Refreshingly old school fun
With the modern games market seemingly polarising into "adult" games - usually FPSs trying to be "Halo 2" or sub-"Res Evil" "horror" games which are so dark that you have to have black blinds drawn over your windows just to be able to see what's going on - and twee games about looking after animals which are unlikely to appeal to anyone over the age of 5 - which turn up on Nintendo consoles with alarming regularity - it is refreshing to see, for once, a game which does not pander to any demographic, and instead seeks only to entertain and challenge, just like games did back in the grand old '80s and '90s.
While cutesy in appearance, "SMBD" does not compromise on difficulty. While the easy mode is relatively straightforward (but still not a walkover by any means), the intermediate and expert versions of the challenge mode will be a stiff test to all but the most dextrous of gamers. Some of the levels are puzzling and maze like, but by and large it is the physical diffiulty of rotating the landscape to accomodate the monkey's ball-shaped prison as it hurtles towards oblivion, that will have you throwing the controller around the room in joyous old fashioned frustration.
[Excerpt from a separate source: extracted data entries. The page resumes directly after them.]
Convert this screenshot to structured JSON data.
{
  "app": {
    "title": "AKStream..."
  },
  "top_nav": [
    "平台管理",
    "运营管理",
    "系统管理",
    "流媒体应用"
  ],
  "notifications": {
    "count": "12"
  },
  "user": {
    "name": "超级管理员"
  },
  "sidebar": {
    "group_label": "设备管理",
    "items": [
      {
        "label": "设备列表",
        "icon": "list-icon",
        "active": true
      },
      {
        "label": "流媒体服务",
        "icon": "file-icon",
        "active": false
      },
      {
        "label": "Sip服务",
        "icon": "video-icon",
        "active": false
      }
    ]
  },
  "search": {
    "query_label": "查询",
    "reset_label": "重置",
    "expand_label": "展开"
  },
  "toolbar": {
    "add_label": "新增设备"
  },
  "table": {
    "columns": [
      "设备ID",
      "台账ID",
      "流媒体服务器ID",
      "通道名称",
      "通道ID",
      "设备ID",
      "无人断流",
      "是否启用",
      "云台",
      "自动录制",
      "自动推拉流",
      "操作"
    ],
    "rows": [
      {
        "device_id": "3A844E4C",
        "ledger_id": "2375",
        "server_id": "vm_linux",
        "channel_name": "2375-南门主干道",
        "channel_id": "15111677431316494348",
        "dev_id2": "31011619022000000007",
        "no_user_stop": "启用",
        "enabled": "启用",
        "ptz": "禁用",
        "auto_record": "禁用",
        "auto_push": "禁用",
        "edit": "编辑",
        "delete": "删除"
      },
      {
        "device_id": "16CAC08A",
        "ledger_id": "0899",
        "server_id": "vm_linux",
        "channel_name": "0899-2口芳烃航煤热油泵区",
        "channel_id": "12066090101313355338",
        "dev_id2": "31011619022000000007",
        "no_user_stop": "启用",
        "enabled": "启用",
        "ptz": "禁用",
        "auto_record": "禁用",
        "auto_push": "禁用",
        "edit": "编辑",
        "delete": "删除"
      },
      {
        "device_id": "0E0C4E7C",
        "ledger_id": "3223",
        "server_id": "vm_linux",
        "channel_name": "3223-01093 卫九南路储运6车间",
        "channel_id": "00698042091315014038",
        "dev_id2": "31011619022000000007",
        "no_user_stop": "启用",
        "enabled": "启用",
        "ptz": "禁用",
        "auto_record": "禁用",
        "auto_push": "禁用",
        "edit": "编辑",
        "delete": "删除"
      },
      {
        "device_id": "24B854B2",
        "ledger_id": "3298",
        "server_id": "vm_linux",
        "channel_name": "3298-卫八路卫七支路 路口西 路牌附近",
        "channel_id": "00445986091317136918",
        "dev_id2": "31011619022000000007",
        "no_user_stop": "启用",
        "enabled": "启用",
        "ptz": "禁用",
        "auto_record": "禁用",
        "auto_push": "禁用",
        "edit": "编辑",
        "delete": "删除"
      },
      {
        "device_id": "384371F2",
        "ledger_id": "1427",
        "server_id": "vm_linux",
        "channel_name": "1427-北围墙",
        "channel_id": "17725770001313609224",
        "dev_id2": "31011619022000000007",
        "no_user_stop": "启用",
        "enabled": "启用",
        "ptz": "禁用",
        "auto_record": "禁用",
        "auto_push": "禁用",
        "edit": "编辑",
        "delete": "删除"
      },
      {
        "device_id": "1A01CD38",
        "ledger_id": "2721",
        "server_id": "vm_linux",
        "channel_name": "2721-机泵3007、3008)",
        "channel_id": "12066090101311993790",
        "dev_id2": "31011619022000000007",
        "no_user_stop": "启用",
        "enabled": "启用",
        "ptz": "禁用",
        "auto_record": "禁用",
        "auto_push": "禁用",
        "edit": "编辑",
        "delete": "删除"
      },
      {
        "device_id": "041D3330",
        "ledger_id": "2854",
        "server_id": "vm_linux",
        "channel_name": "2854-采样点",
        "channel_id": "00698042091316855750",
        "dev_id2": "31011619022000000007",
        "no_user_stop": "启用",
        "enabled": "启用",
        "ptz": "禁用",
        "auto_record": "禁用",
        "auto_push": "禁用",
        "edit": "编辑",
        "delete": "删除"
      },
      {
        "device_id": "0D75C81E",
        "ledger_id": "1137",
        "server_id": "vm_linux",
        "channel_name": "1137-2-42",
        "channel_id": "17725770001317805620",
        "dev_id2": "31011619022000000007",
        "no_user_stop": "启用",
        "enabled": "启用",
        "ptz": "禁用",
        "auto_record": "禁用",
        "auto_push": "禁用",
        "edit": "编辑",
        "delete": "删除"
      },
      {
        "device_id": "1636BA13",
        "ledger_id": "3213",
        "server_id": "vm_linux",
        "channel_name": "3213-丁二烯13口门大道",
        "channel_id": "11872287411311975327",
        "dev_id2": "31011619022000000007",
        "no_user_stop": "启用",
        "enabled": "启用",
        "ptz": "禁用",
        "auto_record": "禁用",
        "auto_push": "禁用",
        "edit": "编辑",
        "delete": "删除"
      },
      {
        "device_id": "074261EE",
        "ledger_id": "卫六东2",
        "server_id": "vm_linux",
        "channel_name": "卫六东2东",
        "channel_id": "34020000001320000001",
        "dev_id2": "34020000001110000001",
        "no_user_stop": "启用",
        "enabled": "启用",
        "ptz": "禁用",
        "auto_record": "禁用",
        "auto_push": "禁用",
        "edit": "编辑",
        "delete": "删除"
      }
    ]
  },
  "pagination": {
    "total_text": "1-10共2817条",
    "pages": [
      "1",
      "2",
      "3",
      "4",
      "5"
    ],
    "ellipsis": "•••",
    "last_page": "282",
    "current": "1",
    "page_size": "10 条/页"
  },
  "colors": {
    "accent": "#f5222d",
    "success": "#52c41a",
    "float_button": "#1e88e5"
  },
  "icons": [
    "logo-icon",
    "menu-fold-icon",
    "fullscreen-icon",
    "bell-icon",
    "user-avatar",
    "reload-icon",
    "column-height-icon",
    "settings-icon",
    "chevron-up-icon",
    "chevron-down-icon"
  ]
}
The downside? Alongside the main challenge and story modes, the game has a number of minigames which are generally rather poor. The baseball is farcical - it is so easy to get strikes or catch batters out that home runs are rare events indeed - while the golf is just a question of watching your opponents' mistakes, and learning from them - by copying exactly what they do to achieve success. Monkey see, monkey do. Many of the minigames are simply arbitary, and it feels like a bewildering lottery as to whether pr not you win.
That said, the main course of this game is so sumptuous that few will be left too bothered about the dessert.